Notre réponse démocratique
Nos deux angles de réponses, ce sont les suivants. Premièrement, c’est faux : nous n’avons enfreint aucune « loi ». Et deuxièmement, la façon dont nous choisissons nos candidats n’affecte en rien les autres partis. Mais eux ont saisi la justice pour affirmer leur version, selon laquelle nous n’avons pas respecté certaines dispositions de la loi électorale. Le juge de première instance leur a donné raison. De cette façon, il a disqualifié cinq candidats nationaux importants du mouvement Victoria Ciudadana aux postes de représentant·es de Porto Rico au Congrès des États-Unis, sans droit de vote, mais avec une voix pour nous représenter. Une figure majeure de la politique portoricaine, une candidate, a été « retirée » du scrutin. Et deux de nos candidats au Sénat, dont moi, et deux autres à la Chambre des représentants, ont été « retirés ».
Nous avons formulé un appel de cette décision devant les tribunaux, et construit une large mobilisation ici à Porto Rico et un appel international afin de faire respecter les règles de base de la démocratie, que chaque parti puisse choisir ses candidats et que l’électorat décide – dans les urnes – qui doit occuper les postes électifs.

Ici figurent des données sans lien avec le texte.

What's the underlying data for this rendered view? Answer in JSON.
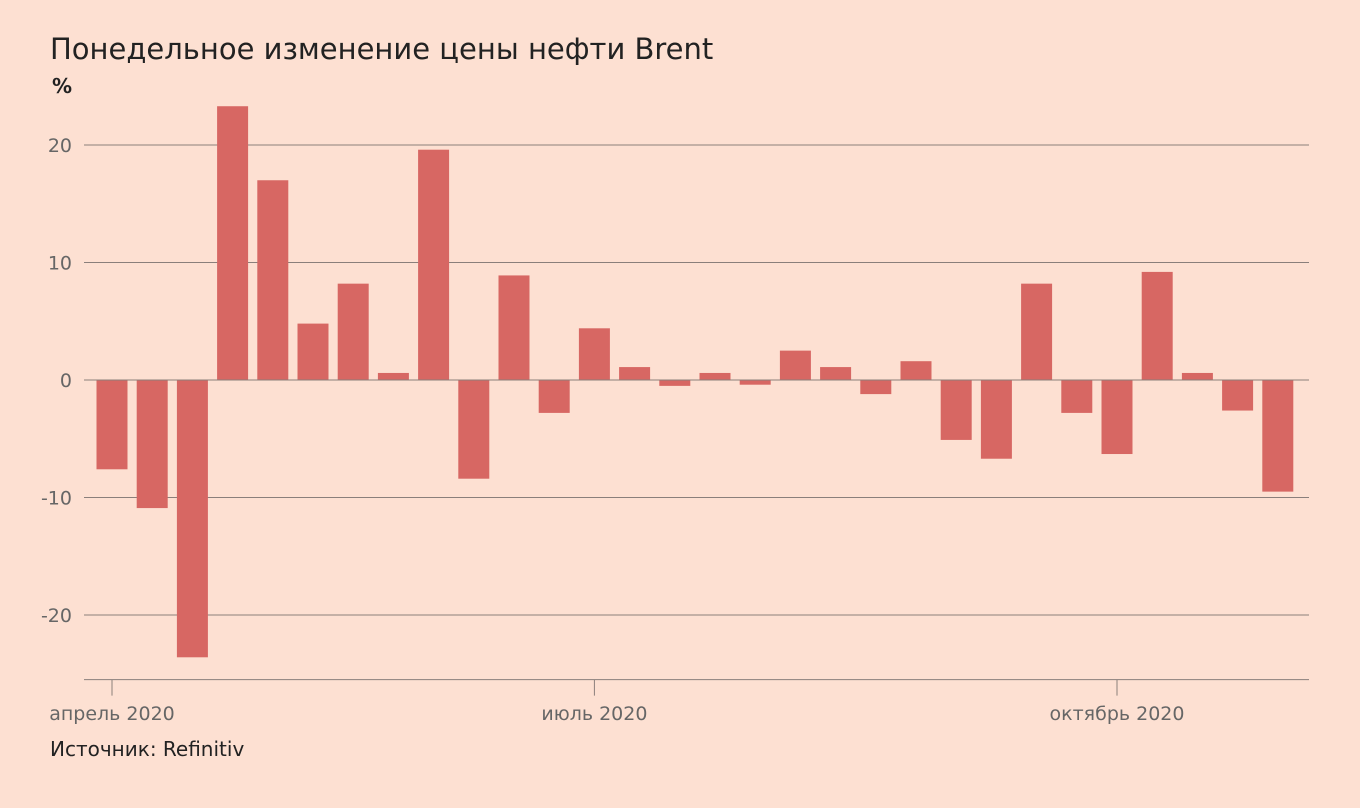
{
  "colors": {
    "background": "#fde0d2",
    "bar": "#d76763",
    "grid": "#8a7f7b"
  },
  "chart_data": {
    "type": "bar",
    "title": "Понедельное изменение цены нефти Brent",
    "ylabel": "%",
    "xlabel": "",
    "source": "Источник: Refinitiv",
    "ylim": [
      -25.5,
      25
    ],
    "yticks": [
      20,
      10,
      0,
      -10,
      -20
    ],
    "grid": true,
    "x_tick_labels": [
      {
        "label": "апрель 2020",
        "index": 0
      },
      {
        "label": "июль 2020",
        "index": 12
      },
      {
        "label": "октябрь 2020",
        "index": 25
      }
    ],
    "values": [
      -7.6,
      -10.9,
      -23.6,
      23.3,
      17.0,
      4.8,
      8.2,
      0.6,
      19.6,
      -8.4,
      8.9,
      -2.8,
      4.4,
      1.1,
      -0.5,
      0.6,
      -0.4,
      2.5,
      1.1,
      -1.2,
      1.6,
      -5.1,
      -6.7,
      8.2,
      -2.8,
      -6.3,
      9.2,
      0.6,
      -2.6,
      -9.5
    ]
  }
}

La raison évidente de porter cette affaire en justice et de tenter d’exclure ces candidats, ce n’est pas que ces personnalités des partis dominants s’inquiètent de la loi électorale ou du respect des règles de la Commission électorale. C’est qu’ils considèrent Victoria Ciudadana et l’alliance de la gauche comme une menace réelle et veulent mettre un terme à cette menace.
L’an dernier, pour la première fois, les secteurs patronaux de Porto Rico ont été organisés, les secteurs industriels, la chambre de commerce, l’association de la construction, toutes les grandes associations des secteurs des grandes entreprises, qui ont traditionnellement fait confiance au Parti Populaire et au Nouveau Parti Progressiste pour représenter leurs intérêts, les défendre au sein du gouvernement. Ils ont créé un comité d’action politique, pour faire campagne contre l’alliance, c’est-à-dire qu’ils perçoivent également l’alliance comme une menace pour leurs privilèges et ils se mobilisent.
Au cours des trois années où j’ai siégé au Parlement, nous avons présenté des projets de loi visant à augmenter le salaire minimum à Porto Rico, à protéger l’environnement, à défendre le droit des femmes à choisir, à défendre le droit à l’avortement. Toute une série de mesures progressistes que ces secteurs conservateurs ou privilégiés veulent stopper. Ils craignent qu’une victoire de l’alliance ouvre la voie à l’approbation de telles mesures et veulent l’éviter à tout prix.
Ce que nous vivons à Porto Rico est une modalité que nous connaissons internationalement sous le nom de law fare, l’utilisation abusive du système judiciaire comme arme politique, dans le processus électoral. Comme on le dit dans la pétition de soutien que nous avons diffusée, « ce qu’ils ne peuvent obtenir par les urnes, ils cherchent à l’obtenir au tribunal », en disqualifiant les candidats, en les discréditant, en portant des accusations fausses mais qui nécessitent ensuite beaucoup de ressources pour y répondre. C’est arrivé à l’une de nos législatrices, il s’agit donc d’une modalité supplémentaire de ce phénomène observé dans de nombreux pays, également présent à Porto Rico.